A Sydney man who received four doses of coronavirus vaccine has defended his decision on The Project to mixed reactions.

Tom Lee rejected suggestions from Waleed Aly that he could have been taking vaccine doses from someone else who needed the jab.

“I don’t think I was. I was as entitled to Pfizer as anyone else. I had the AstraZeneca, I took the risk with AstraZeneca as other people are doing and I thought that I earned the right to Pfizer by doing that,” he said.

“I have been telling people and there are a range of reactions to it. I just wanted to be fully vaccinated and have as many antibodies against the coronavirus as I could. We are in the middle of an outbreak here and I am feeling pretty good about it now.

“For that last Pfizer shot that I had last Monday I had to go through south west Sydney and I was a bit spooked, I thought, ‘God are the three jabs I have had enough?’ but now I feel like I could go for a walk through south west Sydney and I’ll be alright,” he said.

Mr Lee said he did his homework before getting the jabs and found that mixing vaccines was an effective way to immunise people against the virus, though Australian health officials haven’t endorsed this yet.

“I didn’t go into it blind there have been studies on mixing the vaccines. I read the summary about a study done in England where they were mixing AstraZeneca with Pfizer and the results were good. Apparently 10 times the amount of antibodies in the mix than anyone was getting on plain AstraZeneca. When the opportunity to get Pfizer came up I thought, ‘let’s go, let’s do it, let’s get as many antibodies as you can get’,” he said.

“I read today that one of the medical workers in Sydney who was fully vaccinated has got the coronavirus, maybe if she did the same thing I did then she wouldn’t have got the virus.”

In reality, the trials studying the benefits of mixing vaccines involved the administration of one dose of each vaccine, rather than the two full courses that Mr Lee had.

Additionally, a small percentage of fully vaccinated individuals can still contract COVID-19, which may be due to the person becoming infected before the body has built up enough protection against the virus.

Dr Soumya Swaminathan, WHO’s chief scientist, recently discouraged individuals from deciding for themselves to get third or fourth doses of either vaccine after receiving a full course of one vaccine.

“It’s a little bit of a dangerous trend here where people are in a … data-free, evidence-free zone as far as mix and match,” she said. “It will be a chaotic situation in countries if citizens start, you know, deciding when and who should be taking a second, or a third or a fourth dose.”

An OverSixty reader even hopped online to email us directly about the controversial segment.

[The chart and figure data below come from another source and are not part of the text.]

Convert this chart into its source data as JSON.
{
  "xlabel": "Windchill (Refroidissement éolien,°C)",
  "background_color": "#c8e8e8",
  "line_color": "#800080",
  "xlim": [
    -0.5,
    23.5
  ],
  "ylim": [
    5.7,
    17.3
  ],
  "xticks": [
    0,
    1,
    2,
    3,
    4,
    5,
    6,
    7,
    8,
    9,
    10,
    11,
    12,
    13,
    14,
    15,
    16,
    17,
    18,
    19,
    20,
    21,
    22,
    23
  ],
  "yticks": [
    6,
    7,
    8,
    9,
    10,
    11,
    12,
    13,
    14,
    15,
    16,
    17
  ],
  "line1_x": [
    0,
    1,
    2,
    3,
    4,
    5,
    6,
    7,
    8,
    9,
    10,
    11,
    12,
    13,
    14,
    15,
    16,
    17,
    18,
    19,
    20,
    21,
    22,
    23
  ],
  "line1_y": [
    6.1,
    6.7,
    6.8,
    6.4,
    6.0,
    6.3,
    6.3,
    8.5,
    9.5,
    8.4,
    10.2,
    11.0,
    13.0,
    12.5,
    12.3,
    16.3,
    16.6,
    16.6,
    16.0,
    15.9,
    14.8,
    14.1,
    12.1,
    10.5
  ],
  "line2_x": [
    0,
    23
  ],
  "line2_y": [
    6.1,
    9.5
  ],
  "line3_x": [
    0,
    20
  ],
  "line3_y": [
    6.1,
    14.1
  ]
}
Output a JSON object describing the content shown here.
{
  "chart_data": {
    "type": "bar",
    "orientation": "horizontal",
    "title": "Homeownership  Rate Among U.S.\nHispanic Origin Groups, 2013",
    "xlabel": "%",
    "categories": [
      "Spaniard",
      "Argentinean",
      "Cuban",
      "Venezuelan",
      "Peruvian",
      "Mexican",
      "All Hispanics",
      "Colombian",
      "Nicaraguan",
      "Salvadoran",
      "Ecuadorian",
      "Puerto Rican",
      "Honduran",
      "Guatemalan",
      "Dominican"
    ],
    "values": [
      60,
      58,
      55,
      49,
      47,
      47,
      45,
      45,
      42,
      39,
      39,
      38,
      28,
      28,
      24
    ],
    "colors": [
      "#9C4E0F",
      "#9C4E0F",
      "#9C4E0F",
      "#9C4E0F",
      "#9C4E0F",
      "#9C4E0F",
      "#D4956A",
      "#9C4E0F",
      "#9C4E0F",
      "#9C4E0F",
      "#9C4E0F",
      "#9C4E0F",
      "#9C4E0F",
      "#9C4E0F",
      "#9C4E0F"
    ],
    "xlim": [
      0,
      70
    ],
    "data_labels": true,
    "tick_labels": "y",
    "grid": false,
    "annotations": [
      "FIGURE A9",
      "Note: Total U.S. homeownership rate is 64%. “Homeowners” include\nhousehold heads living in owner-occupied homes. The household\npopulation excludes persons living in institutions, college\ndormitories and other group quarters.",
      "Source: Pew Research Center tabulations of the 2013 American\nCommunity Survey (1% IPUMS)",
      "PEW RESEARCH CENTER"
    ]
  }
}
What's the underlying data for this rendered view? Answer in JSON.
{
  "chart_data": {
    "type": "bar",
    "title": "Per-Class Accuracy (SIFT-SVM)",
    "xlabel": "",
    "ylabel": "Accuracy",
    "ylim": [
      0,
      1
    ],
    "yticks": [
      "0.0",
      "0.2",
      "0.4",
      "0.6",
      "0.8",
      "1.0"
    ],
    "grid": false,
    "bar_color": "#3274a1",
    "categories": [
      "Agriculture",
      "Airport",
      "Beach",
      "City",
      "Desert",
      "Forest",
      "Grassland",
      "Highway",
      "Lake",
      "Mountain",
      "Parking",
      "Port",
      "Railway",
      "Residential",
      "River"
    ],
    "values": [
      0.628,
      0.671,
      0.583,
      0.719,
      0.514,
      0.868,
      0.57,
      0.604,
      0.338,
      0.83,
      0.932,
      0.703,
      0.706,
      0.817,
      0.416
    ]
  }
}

“Just saw on The Project an interview with a man under 50 years old who claims to have had 2 AstraZeneca vaccines and 2 Pfizer vaccines,” wrote the OverSixty reader.

“The Project treated it as funny. In my view they should have condemned him for 1: having Pfizer at his age and 2: for having two lots of vaccine. That amounts to stealing someone else’s vaccines. I hope he is made to pay for the extra vaccines, at least.”